Gil Hodges (1924-72) was finally elected to the Baseball Hall of Fame earlier this month. This overdue honor makes him the fifth member of The Boys of Summer ensconced in the Cooperstown hall. I would have written shrine, but Walter O’Malley’s also there. The other four are Duke Snider, Pee Wee Reese, Roy Campanella, and Jackie Robinson. There should be a sixth member of this elite club – Carl Furillo – but that’s a subject for another post.
Hodges was the best first baseman in the National League over the decade long span that the Brooklyn Dodgers dominated the league. From 1946 to 56 the team won 6 pennants, 1 World Series, and lost the pennant on the last game of the season three times. He initially joined the Dodgers in 1943 playing one game as a third baseman before joining the Marine Corps. He saw combat in the Pacific and received a bronze star with a combat V.
In 1946 he played in the Dodgers minor league system. He joined the team in 1947, the same year that Jackie Robinson made his epochal major league debut. Hodges was initially a catcher, but the appearance of Roy Campanella sealed off that position. Manager Leo Durocher moved him to first base where he became a virtuoso fielder despite being right handed, a hardship for a first baseman. He won three Golden Glove Awards so good was his defensive play. He likely would have won more had the award existed before 1957.

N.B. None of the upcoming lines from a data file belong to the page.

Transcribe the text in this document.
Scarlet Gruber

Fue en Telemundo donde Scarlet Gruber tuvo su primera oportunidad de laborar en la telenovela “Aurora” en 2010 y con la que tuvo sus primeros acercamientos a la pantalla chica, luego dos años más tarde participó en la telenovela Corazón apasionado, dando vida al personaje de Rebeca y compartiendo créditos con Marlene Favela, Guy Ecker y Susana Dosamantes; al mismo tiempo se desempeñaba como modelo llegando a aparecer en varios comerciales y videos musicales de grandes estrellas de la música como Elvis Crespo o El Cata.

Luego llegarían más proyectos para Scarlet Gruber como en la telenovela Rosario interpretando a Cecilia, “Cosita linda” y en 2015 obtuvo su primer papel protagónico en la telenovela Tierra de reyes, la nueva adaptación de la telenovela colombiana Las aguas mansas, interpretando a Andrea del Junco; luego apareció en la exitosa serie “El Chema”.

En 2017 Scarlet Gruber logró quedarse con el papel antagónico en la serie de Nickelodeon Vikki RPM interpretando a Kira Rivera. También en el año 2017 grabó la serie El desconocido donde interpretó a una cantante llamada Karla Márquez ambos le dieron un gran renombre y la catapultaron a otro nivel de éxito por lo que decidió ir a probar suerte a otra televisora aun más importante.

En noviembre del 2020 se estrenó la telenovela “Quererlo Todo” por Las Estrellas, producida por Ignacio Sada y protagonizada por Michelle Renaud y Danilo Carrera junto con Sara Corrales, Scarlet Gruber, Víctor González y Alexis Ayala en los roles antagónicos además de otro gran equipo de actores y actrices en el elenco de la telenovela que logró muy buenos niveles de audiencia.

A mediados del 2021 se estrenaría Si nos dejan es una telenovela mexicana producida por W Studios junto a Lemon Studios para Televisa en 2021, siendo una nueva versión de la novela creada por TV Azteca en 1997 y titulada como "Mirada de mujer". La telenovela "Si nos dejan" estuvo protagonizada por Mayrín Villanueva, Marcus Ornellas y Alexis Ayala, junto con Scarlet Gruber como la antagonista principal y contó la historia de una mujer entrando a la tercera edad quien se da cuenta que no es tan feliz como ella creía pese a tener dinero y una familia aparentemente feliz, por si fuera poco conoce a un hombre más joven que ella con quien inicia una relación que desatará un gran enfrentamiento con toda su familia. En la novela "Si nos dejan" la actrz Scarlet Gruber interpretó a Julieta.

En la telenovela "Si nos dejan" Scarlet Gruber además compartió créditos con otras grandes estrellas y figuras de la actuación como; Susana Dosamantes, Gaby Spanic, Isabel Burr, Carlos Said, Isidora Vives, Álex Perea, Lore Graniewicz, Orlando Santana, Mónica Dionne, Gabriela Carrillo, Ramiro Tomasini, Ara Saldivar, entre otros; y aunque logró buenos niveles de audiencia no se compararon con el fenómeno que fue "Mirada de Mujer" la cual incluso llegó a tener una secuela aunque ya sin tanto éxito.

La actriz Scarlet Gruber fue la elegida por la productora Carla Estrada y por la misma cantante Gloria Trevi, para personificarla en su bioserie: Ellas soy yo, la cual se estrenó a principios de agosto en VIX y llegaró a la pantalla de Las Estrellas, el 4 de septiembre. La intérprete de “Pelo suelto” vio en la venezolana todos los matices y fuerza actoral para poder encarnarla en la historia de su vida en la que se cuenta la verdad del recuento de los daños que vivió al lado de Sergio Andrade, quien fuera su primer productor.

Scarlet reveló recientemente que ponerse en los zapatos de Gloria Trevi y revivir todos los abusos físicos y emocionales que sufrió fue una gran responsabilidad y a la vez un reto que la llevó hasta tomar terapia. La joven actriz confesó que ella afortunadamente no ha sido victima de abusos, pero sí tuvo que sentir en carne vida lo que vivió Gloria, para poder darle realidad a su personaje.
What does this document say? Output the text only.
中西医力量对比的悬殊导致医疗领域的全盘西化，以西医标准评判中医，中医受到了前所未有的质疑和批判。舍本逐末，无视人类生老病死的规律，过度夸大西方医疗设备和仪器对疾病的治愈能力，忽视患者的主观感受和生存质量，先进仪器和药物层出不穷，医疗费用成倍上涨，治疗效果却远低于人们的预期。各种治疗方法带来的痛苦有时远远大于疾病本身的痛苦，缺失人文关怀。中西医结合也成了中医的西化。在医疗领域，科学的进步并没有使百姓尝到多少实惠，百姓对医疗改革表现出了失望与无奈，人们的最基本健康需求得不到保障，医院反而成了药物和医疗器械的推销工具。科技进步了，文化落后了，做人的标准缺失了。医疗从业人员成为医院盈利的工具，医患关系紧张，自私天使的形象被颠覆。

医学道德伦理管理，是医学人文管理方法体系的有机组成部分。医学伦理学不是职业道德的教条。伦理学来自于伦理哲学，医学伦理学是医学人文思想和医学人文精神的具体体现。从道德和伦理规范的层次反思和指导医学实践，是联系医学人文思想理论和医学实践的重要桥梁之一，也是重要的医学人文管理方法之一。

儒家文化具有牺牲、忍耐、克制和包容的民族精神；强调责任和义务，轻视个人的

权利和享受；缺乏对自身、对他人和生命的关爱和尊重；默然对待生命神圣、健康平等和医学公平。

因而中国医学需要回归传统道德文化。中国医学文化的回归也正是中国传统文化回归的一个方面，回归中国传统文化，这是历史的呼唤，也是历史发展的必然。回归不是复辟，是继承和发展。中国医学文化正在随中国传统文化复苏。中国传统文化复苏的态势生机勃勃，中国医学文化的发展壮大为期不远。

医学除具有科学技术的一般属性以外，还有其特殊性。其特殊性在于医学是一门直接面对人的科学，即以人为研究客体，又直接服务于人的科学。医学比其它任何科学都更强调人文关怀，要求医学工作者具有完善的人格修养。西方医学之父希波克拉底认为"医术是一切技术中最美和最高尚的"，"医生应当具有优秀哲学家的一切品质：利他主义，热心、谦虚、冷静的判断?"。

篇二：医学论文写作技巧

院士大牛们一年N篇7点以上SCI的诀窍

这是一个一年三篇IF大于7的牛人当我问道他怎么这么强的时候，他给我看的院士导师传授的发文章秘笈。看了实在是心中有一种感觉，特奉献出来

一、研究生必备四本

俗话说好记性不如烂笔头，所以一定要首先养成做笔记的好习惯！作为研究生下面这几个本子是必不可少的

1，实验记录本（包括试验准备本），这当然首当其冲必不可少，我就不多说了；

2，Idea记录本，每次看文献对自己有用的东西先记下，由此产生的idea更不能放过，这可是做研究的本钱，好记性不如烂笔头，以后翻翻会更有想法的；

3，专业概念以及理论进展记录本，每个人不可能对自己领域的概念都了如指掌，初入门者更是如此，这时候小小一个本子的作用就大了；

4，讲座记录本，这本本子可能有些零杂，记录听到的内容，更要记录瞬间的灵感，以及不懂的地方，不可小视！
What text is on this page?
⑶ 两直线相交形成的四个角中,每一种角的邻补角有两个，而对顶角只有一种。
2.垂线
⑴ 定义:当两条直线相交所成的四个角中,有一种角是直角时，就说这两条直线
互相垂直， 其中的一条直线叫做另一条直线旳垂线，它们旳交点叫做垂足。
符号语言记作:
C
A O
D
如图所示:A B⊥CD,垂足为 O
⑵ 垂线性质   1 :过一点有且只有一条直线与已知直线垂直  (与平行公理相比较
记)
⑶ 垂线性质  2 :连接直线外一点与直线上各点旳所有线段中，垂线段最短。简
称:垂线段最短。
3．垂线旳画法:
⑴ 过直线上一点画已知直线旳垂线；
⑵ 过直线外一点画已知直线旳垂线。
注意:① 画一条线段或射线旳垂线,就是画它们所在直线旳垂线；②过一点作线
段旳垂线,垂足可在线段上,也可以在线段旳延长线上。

Adding to his value was that he was a power hitter. He was only the second player to hit four home runs in a nine inning game – August 31, 1950. The first was Lou Gehrig. I remember seeing him hit all four home runs on four different black and white televisions sets as I wandered around south Brooklyn for some long forgotten reason. He was voted to the All-Star team eight times. He also set the National League record for career grand slam home runs – 14, eventually broken by Hank Aaron. In 18 major league seasons, Hodges hit 370 homers, produced 1,274 RBIs, and 1,921 hits. He retired with the third-highest home run total by a right-handed hitter, behind only Jimmie Foxx and Willie Mays.
Hodges was a gentle giant whose baseball intelligence was in proportion to his athletic skills and size. These qualities explained why he was so well liked and why he rapidly became a big league manager when his playing days were over. After managing the Washington Senators, he returned to New York in 1968 to manage the pitiful Mets. The following year he led the team to first place in the National League followed by a 4 games to 1 victory over the heavily favored Baltimore Orioles in the World Series. The Miracle Mets became not only the first expansion team to win a World Series, but also the first team ever to win the Series after finishing at least 15 games under .500 the previous year. Hodges was named The Sporting News Manager of the Year.
On Easter Sunday (April 2, 1972) he died suddenly from a heart attack. A long time heavy smoker, he was 47 years old. Everyone who knew him, even if only by reputation or via TV, was devastated by his premature death. For decades he was universally considered the best player, untainted by scandal, not in the Hall of Fame. Now that oversight has been rectified.
Next it’s time for Carl Furillo to be appropriately recognized. He’s the only core member of the Boys of Summer not in the Hall of Fame.